Future-proofing the healthcare industry
Technology is advancing at a rate of knots. And given that it’s hard enough for an individual to keep up with it, it’s no surprise business are struggling. To add to this, the healthcare industry is commonly known as being one of the slowest adopters of new technology. However, with increasingly fickle customers, rising costs and fierce competition, industry players can no longer afford to sit back and wait.
In order to future-proof itself, the industry needs to adopt a bold strategy and a new approach. To do this, it needs to move away from being a “disease-care system to a healthcare system”.1 This is where technology can play a crucial role, specifically through advancements in content and data storage, retrieval and analytics as well as automation through the use of machine learning and robotics process automation (RPA).
Using cloud as a safe and secure data storage technology and ensuring the data is quickly organized, managed and easily and readily accessible through Pragmatic Content Building and Data Encoding and Extraction platforms, the industry can help streamline and future-proof its processes to keep up with today’s technologically-evolving times.

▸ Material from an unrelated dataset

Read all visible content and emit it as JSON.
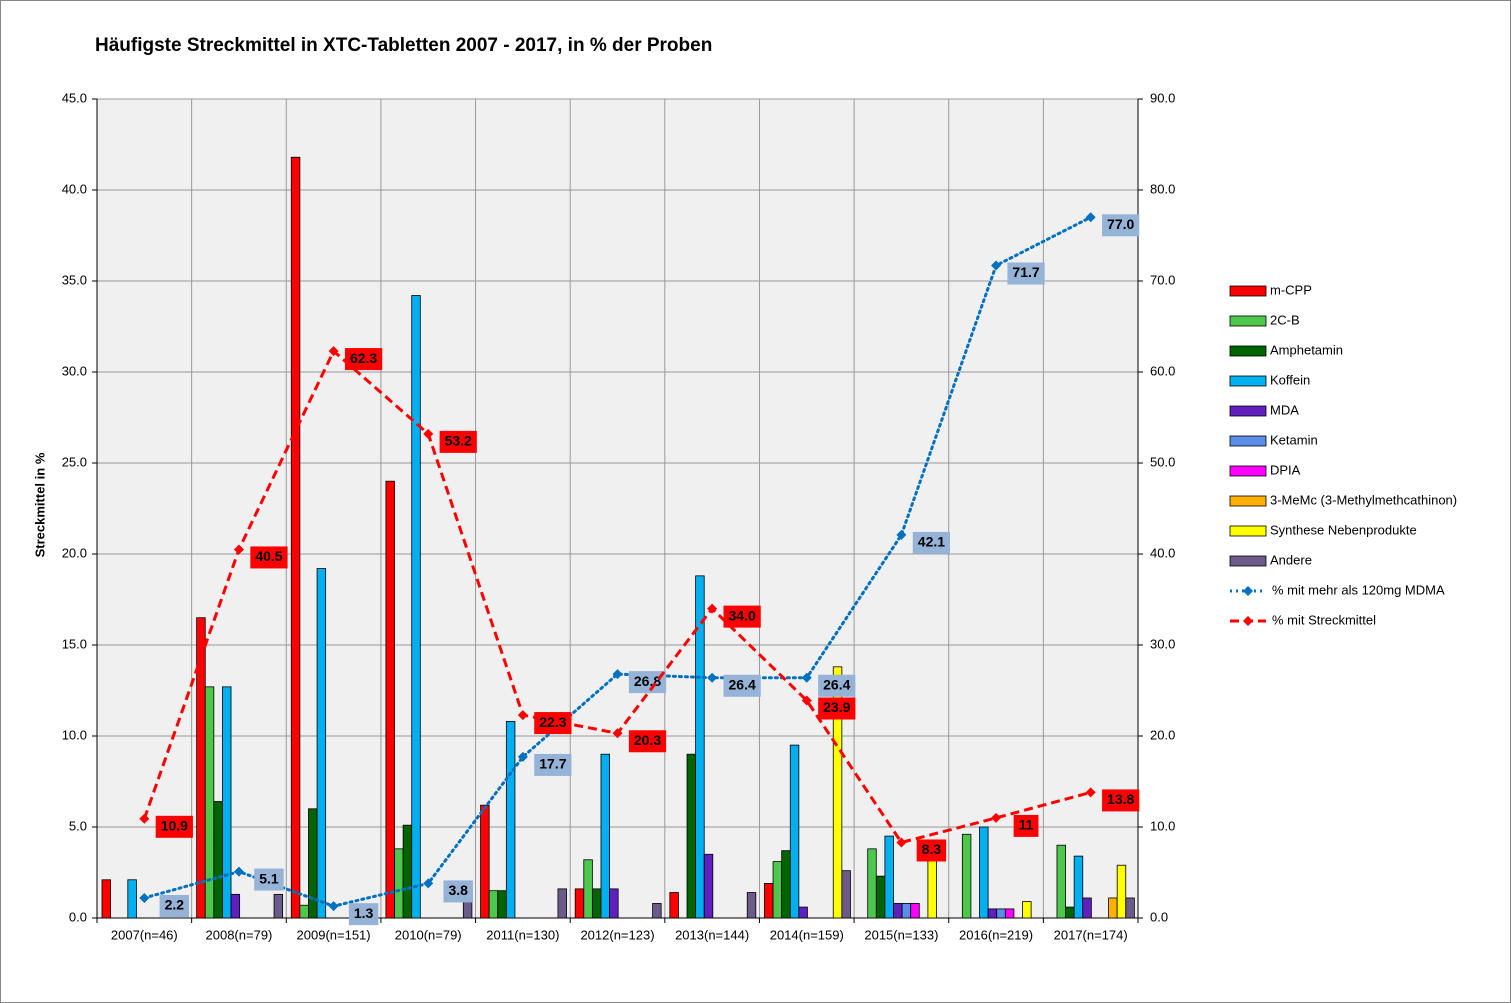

Unlike current and traditional Optical Character Recognition (OCR) methods, these platforms can enable players to automatically capture structured and unstructured data from a number of sources and formats - both textual and non-textual. They can also analyze the data to provide valuable insights, leading to actionable intelligence. In fact, such tools improve performance, reduce manual input times and errors. Further, the speed and efficiency of being able to manipulate of all of this data can lead to reduced costs and can be implemented through both machine learning and RPA.
Machine learning can be used to leverage the healthcare industry to a higher level. It can help provide faster diagnostics through ‘deep learning’, which “contextualizes the imaging data by comparing it to large datasets of past images, and by analyzing ancillary clinical data, including clinical reports and laboratory studies.” 2
In addition to this, players can apply RPA to “rules-based, labor intensive and error prone processes in the healthcare revenue cycle…everything from patient registration to coding to claims to audit.” 3
Thus, it is apparent that the benefits of the industry looking further into certain technological adoptions are manifold. Players must be inclined to drop their traditional thinking methods and adapt to today’s changing times. In the long-run any investment in some of these new tools, platforms and methods will not only assist individual players but uplift the healthcare industry as a whole.